What I would do is set a breakpoint when super.dispatchTouchEvent is set to 
true (line 790) to see if that is getting hit. If so, step into the 
super.dispatchTouchEvent calls and see why that is returning true. If you have 
no child views then it should always return false.

Original comment by kurtzm...@gmail.com on 26 Dec 2012 at 8:13

GoogleCodeExporter commented 8 years ago
What Android version is the ViewGroup.java source that you have the comment "We 
know we want to dispatch the event down, find a child who can handle it, start 
with the front-most child." ?
Because I google it to find it. At latest Jelly Bean source this comment 
doesn't exist and the dispatchTouchEvent method is different.

Original comment by devemu...@gmail.com on 27 Dec 2012 at 1:06

GoogleCodeExporter commented 8 years ago
Yes, that comment was from an earlier API but the Jellybean version is 
basically the same (see comment "Find a child that can receive the event. Scan 
children from front to back.")

Maybe try to build the sample app with the trunk osmdroid and see if that works 
for you.

Original comment by kurtzm...@gmail.com on 28 Dec 2012 at 2:18

GoogleCodeExporter commented 8 years ago
Well after the creation of the map view I have at my code:
mapView.setClickable(true);
as I also have with Google map view. This seems to have caused all the trouble 
with touch events consumption after dispatchTouchEvent change.
If I remove this statement the pan works again.

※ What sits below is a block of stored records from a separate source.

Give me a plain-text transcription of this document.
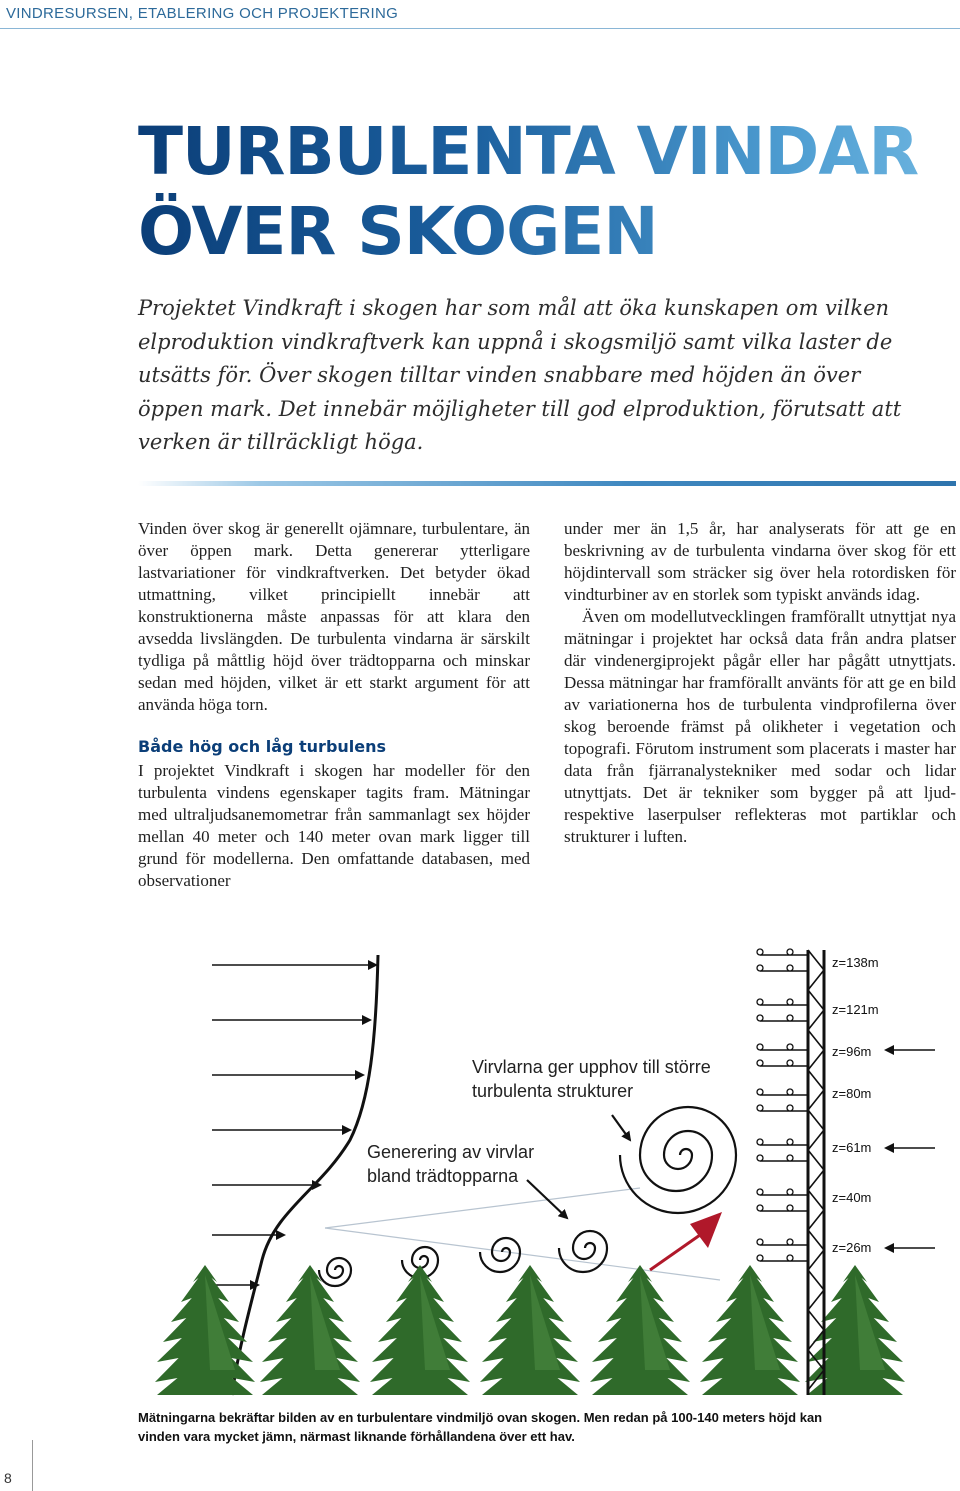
VINDRESURSEN, ETABLERING OCH PROJEKTERING
TURBULENTA VINDAR
ÖVER SKOGEN
Projektet Vindkraft i skogen har som mål att öka kunskapen om vilken elproduktion vindkraftverk kan uppnå i skogsmiljö samt vilka laster de utsätts för. Över skogen tilltar vinden snabbare med höjden än över öppen mark. Det innebär möjligheter till god elproduktion, förutsatt att verken är tillräckligt höga.

Vinden över skog är generellt ojämnare, turbulentare, än över öppen mark. Detta genererar ytterligare lastvariationer för vindkraftverken. Det betyder ökad utmattning, vilket principiellt innebär att konstruktionerna måste anpassas för att klara den avsedda livslängden. De turbulenta vindarna är särskilt tydliga på måttlig höjd över trädtopparna och minskar sedan med höjden, vilket är ett starkt argument för att använda höga torn.

Både hög och låg turbulens

I projektet Vindkraft i skogen har modeller för den turbulenta vindens egenskaper tagits fram. Mätningar med ultraljudsanemometrar från sammanlagt sex höjder mellan 40 meter och 140 meter ovan mark ligger till grund för modellerna. Den omfattande databasen, med observationer

under mer än 1,5 år, har analyserats för att ge en beskrivning av de turbulenta vindarna över skog för ett höjdintervall som sträcker sig över hela rotordisken för vindturbiner av en storlek som typiskt används idag.

Även om modellutvecklingen framförallt utnyttjat nya mätningar i projektet har också data från andra platser där vindenergiprojekt pågår eller har pågått utnyttjats. Dessa mätningar har framförallt använts för att ge en bild av variationerna hos de turbulenta vindprofilerna över skog beroende främst på olikheter i vegetation och topografi. Förutom instrument som placerats i master har data från fjärranalystekniker med sodar och lidar utnyttjats. Det är tekniker som bygger på att ljud- respektive laserpulser reflekteras mot partiklar och strukturer i luften.

Generering av virvlar
bland trädtopparna
Virvlarna ger upphov till större
turbulenta strukturer
z=138m
z=121m
z=96m
z=80m
z=61m
z=40m
z=26m
Mätningarna bekräftar bilden av en turbulentare vindmiljö ovan skogen. Men redan på 100-140 meters höjd kan vinden vara mycket jämn, närmast liknande förhållandena över ett hav.
8
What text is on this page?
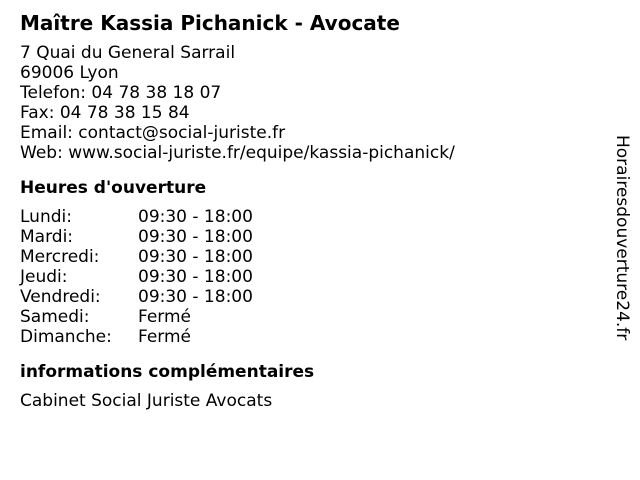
Maître Kassia Pichanick - Avocate
7 Quai du General Sarrail
69006 Lyon
Telefon: 04 78 38 18 07
Fax: 04 78 38 15 84
Email: contact@social-juriste.fr
Web: www.social-juriste.fr/equipe/kassia-pichanick/
Heures d'ouverture
Lundi:	09:30 - 18:00
Mardi:	09:30 - 18:00
Mercredi:	09:30 - 18:00
Jeudi:	09:30 - 18:00
Vendredi:	09:30 - 18:00
Samedi:	Fermé
Dimanche:	Fermé
informations complémentaires
Cabinet Social Juriste Avocats
Horairesdouverture24.fr
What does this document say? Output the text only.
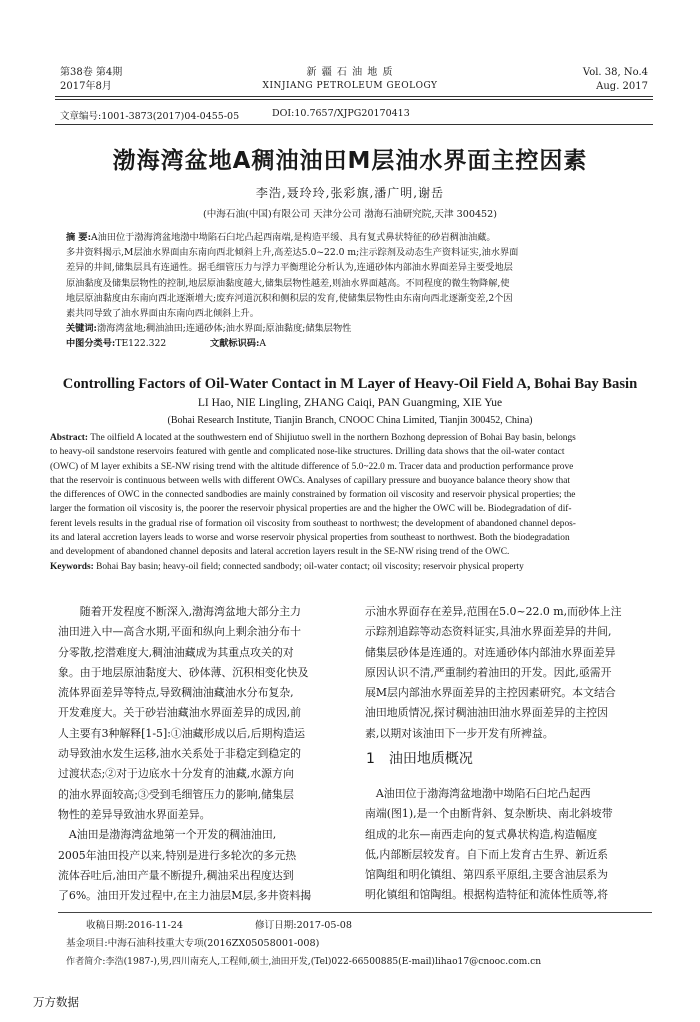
第38卷 第4期
2017年8月
新 疆 石 油 地 质
XINJIANG PETROLEUM GEOLOGY
Vol. 38, No.4
Aug. 2017
文章编号:1001-3873(2017)04-0455-05	DOI:10.7657/XJPG20170413
渤海湾盆地A稠油油田M层油水界面主控因素
李浩,聂玲玲,张彩旗,潘广明,谢岳
(中海石油(中国)有限公司 天津分公司 渤海石油研究院,天津 300452)
摘 要:A油田位于渤海湾盆地渤中坳陷石臼坨凸起西南端,是构造平缓、具有复式鼻状特征的砂岩稠油油藏。
多井资料揭示,M层油水界面由东南向西北倾斜上升,高差达5.0~22.0 m;注示踪剂及动态生产资料证实,油水界面
差异的井间,储集层具有连通性。据毛细管压力与浮力平衡理论分析认为,连通砂体内部油水界面差异主要受地层
原油黏度及储集层物性的控制,地层原油黏度越大,储集层物性越差,则油水界面越高。不同程度的微生物降解,使
地层原油黏度由东南向西北逐渐增大;废弃河道沉积和侧积层的发育,使储集层物性由东南向西北逐渐变差,2个因
素共同导致了油水界面由东南向西北倾斜上升。
关键词:渤海湾盆地;稠油油田;连通砂体;油水界面;原油黏度;储集层物性
中图分类号:TE122.322	文献标识码:A
Controlling Factors of Oil-Water Contact in M Layer of Heavy-Oil Field A, Bohai Bay Basin
LI Hao, NIE Lingling, ZHANG Caiqi, PAN Guangming, XIE Yue
(Bohai Research Institute, Tianjin Branch, CNOOC China Limited, Tianjin 300452, China)
Abstract: The oilfield A located at the southwestern end of Shijiutuo swell in the northern Bozhong depression of Bohai Bay basin, belongs
to heavy-oil sandstone reservoirs featured with gentle and complicated nose-like structures. Drilling data shows that the oil-water contact
(OWC) of M layer exhibits a SE-NW rising trend with the altitude difference of 5.0~22.0 m. Tracer data and production performance prove
that the reservoir is continuous between wells with different OWCs. Analyses of capillary pressure and buoyance balance theory show that
the differences of OWC in the connected sandbodies are mainly constrained by formation oil viscosity and reservoir physical properties; the
larger the formation oil viscosity is, the poorer the reservoir physical properties are and the higher the OWC will be. Biodegradation of dif-
ferent levels results in the gradual rise of formation oil viscosity from southeast to northwest; the development of abandoned channel depos-
its and lateral accretion layers leads to worse and worse reservoir physical properties from southeast to northwest. Both the biodegradation
and development of abandoned channel deposits and lateral accretion layers result in the SE-NW rising trend of the OWC.
Keywords: Bohai Bay basin; heavy-oil field; connected sandbody; oil-water contact; oil viscosity; reservoir physical property
随着开发程度不断深入,渤海湾盆地大部分主力
油田进入中—高含水期,平面和纵向上剩余油分布十
分零散,挖潜难度大,稠油油藏成为其重点攻关的对
象。由于地层原油黏度大、砂体薄、沉积相变化快及
流体界面差异等特点,导致稠油油藏油水分布复杂,
开发难度大。关于砂岩油藏油水界面差异的成因,前
人主要有3种解释[1-5]:①油藏形成以后,后期构造运
动导致油水发生运移,油水关系处于非稳定到稳定的
过渡状态;②对于边底水十分发育的油藏,水源方向
的油水界面较高;③受到毛细管压力的影响,储集层
物性的差异导致油水界面差异。
　A油田是渤海湾盆地第一个开发的稠油油田,
2005年油田投产以来,特别是进行多轮次的多元热
流体吞吐后,油田产量不断提升,稠油采出程度达到
了6%。油田开发过程中,在主力油层M层,多井资料揭
示油水界面存在差异,范围在5.0~22.0 m,而砂体上注
示踪剂追踪等动态资料证实,具油水界面差异的井间,
储集层砂体是连通的。对连通砂体内部油水界面差异
原因认识不清,严重制约着油田的开发。因此,亟需开
展M层内部油水界面差异的主控因素研究。本文结合
油田地质情况,探讨稠油油田油水界面差异的主控因
素,以期对该油田下一步开发有所裨益。
1 油田地质概况
　A油田位于渤海湾盆地渤中坳陷石臼坨凸起西
南端(图1),是一个由断背斜、复杂断块、南北斜坡带
组成的北东—南西走向的复式鼻状构造,构造幅度
低,内部断层较发育。自下而上发育古生界、新近系
馆陶组和明化镇组、第四系平原组,主要含油层系为
明化镇组和馆陶组。根据构造特征和流体性质等,将
收稿日期:2016-11-24	修订日期:2017-05-08
基金项目:中海石油科技重大专项(2016ZX05058001-008)
作者简介:李浩(1987-),男,四川南充人,工程师,硕士,油田开发,(Tel)022-66500885(E-mail)lihao17@cnooc.com.cn
万方数据
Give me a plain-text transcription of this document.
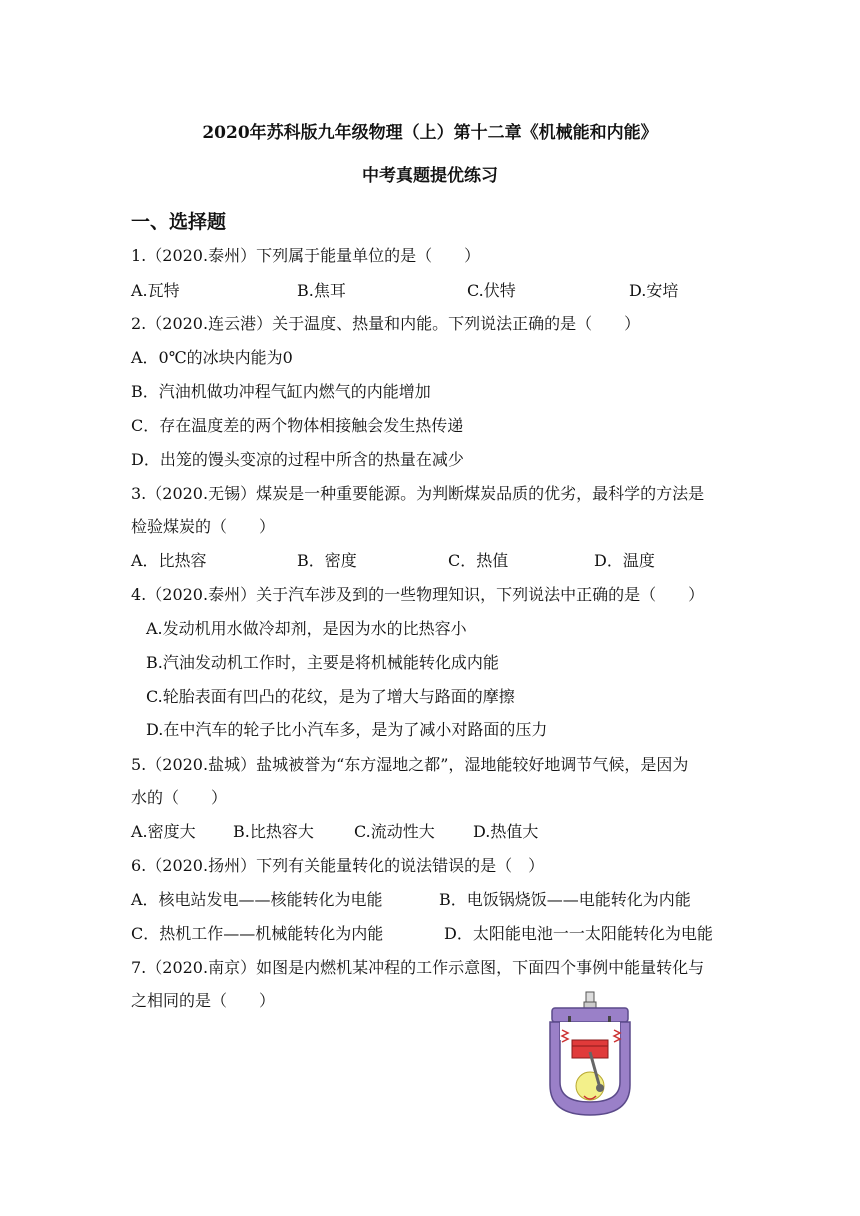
2020年苏科版九年级物理（上）第十二章《机械能和内能》
中考真题提优练习
一、选择题
1.（2020.泰州）下列属于能量单位的是（　　）
A.瓦特	B.焦耳	C.伏特	D.安培
2.（2020.连云港）关于温度、热量和内能。下列说法正确的是（　　）
A．0℃的冰块内能为0
B．汽油机做功冲程气缸内燃气的内能增加
C．存在温度差的两个物体相接触会发生热传递
D．出笼的馒头变凉的过程中所含的热量在减少
3.（2020.无锡）煤炭是一种重要能源。为判断煤炭品质的优劣，最科学的方法是
检验煤炭的（　　）
A．比热容	B．密度	C．热值	D．温度
4.（2020.泰州）关于汽车涉及到的一些物理知识，下列说法中正确的是（　　）
A.发动机用水做冷却剂，是因为水的比热容小
B.汽油发动机工作时，主要是将机械能转化成内能
C.轮胎表面有凹凸的花纹，是为了增大与路面的摩擦
D.在中汽车的轮子比小汽车多，是为了减小对路面的压力
5.（2020.盐城）盐城被誉为“东方湿地之都”，湿地能较好地调节气候，是因为
水的（　　）
A.密度大 B.比热容大	C.流动性大 D.热值大
6.（2020.扬州）下列有关能量转化的说法错误的是（　）
A．核电站发电——核能转化为电能	B．电饭锅烧饭——电能转化为内能
C．热机工作——机械能转化为内能	D．太阳能电池一一太阳能转化为电能
7.（2020.南京）如图是内燃机某冲程的工作示意图，下面四个事例中能量转化与
之相同的是（　　）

Original comment by devemu...@gmail.com on 28 Dec 2012 at 6:08

GoogleCodeExporter commented 8 years ago
Okay, that makes sense - the dispatch tries all children views and then it 
tries the ViewGroup itself which is typically not a gesture target. The MapView 
uses a GestureDetector to handle gestures.

It sounds like this issue is resolved so I will close it.